I can certainly unite around the basic sentiment Warren portrays here: The relationship between the private sector and the government needs to be a symbiotic one, and not a parasitic one. That facet is excellent, and it draws people in.
Here’s where Warren misses: While the relationship between the government and private sector is parasitic, government is the parasite. (*)
The core of the issue is this: Government creates nothing on its own. All people who work for the government or are otherwise supported by the government cannot thrive without someone creating wealth for government to tax. All those roads that were built came from taxpayer money. All those policemen are paid with taxpayer money. Most of those schools where the workers were trained came from taxpayer money.
If the above were the only sorts of things government did, nobody would have a problem with that. However, now the government provides welfare checks, Social Security checks, food stamps, unemployment insurance and health care (among other things) to those who are producing nothing in return. One can certainly argue what the boundaries of these programs should be – I’m not suggesting they shouldn’t exist or that it is wrong for some people to receive these benefits — but the point is that all of these programs are there, and it is the people who create wealth (i.e. those in the private sector) who have to pay for them. (**)

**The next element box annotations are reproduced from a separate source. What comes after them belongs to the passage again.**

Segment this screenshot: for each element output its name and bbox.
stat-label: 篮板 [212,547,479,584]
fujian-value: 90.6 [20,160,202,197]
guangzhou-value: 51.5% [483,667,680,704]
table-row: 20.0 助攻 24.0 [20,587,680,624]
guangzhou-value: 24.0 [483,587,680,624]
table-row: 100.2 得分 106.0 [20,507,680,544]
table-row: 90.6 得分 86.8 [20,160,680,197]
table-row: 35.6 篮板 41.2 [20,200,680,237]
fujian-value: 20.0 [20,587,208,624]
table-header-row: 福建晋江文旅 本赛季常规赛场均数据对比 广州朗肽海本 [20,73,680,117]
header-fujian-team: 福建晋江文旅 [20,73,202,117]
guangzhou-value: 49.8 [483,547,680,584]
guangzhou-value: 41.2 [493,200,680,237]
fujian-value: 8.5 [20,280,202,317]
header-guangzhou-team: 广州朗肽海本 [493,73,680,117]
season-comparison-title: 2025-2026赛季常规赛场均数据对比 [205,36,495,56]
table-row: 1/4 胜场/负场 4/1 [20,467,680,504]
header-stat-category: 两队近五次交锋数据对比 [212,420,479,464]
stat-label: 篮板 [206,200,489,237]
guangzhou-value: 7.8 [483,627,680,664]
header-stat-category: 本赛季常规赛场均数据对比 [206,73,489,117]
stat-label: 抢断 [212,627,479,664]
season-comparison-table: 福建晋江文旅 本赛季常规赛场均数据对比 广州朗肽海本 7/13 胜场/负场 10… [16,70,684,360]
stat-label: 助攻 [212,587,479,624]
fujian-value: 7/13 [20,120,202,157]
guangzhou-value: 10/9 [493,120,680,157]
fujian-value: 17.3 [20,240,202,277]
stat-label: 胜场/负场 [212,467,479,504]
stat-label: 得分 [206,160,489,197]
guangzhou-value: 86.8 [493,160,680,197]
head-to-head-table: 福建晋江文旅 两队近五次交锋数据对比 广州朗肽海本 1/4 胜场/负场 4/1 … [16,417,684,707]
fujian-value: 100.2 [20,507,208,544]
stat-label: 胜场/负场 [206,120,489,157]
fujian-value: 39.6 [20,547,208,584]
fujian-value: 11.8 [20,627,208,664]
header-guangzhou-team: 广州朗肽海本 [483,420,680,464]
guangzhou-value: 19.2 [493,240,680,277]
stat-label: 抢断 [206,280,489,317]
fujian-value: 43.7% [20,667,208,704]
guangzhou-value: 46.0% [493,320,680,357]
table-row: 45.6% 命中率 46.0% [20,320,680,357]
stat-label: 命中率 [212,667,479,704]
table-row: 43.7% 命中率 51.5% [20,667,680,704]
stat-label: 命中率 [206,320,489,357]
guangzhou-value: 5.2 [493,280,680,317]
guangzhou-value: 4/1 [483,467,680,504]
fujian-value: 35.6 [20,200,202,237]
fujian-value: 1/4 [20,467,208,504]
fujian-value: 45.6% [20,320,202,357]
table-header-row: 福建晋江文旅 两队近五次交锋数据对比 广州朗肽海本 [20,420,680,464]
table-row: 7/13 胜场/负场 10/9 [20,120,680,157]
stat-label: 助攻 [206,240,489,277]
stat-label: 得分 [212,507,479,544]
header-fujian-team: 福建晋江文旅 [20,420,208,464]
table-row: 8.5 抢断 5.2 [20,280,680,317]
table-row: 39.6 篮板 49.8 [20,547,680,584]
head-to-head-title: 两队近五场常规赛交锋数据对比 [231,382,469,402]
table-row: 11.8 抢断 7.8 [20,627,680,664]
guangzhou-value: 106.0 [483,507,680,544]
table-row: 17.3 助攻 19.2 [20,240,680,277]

Government certainly can assist the private sector in the ways Warren suggests and more. It cannot do it, however, without the resources the private sector provides. Government can also help the private sector by mediating disputes and clearing obstacles – the problem is that the government as it is currently constituted excels at creating obstacles instead of clearing them. Regulations on the kinds of light bulbs we can buy, the kinds of cars we can drive, allowing foreign countries to drill for oil in the Gulf of Mexico while banning our own oil companies from doing the same – these are the sorts of things where government could aid our private sector greatly simply by ceasing to do them. Instead, it chooses to get in the way of the private sector for its own political benefit, and it hurts us all, in much the same way that a parasite consuming too much of its host’s resources kills the host.
In short, Warren’s basic sentiment is a nice one, but her view of the problem is greatly distorted. The current administration’s view is identical to this, and it is failing for precisely that reason. The answer is not to take more from the private sector to increase government size; it is to get government out of the way to let the private sector prosper. It is only in that direction that the relationship between the private sector and the government can be healthy and symbiotic.
(*) — Of course, one can cite plenty of examples of big corporations getting government money and bailouts and such. These are examples of corruption in the system that needs to be cleaned out, not of the system itself. It’s also a “politicians vs. the people” issue, not a “Republican vs. Democrat” or “liberal vs. conservative” issue, as illustrated by the fact that the Tea Party is as much against Wall Street bailouts as the radical leftists are.
(**) — On top of that, according to IRS data, the top 5% of wage earners pay over half of the income taxes, while the bottom 45% pays nothing. So Warren’s definition of “the rest of us” is quite flawed. It also illustrates the other problem in Warren’s statement: the idea that the achievers aren’t “paying it forward” is without merit.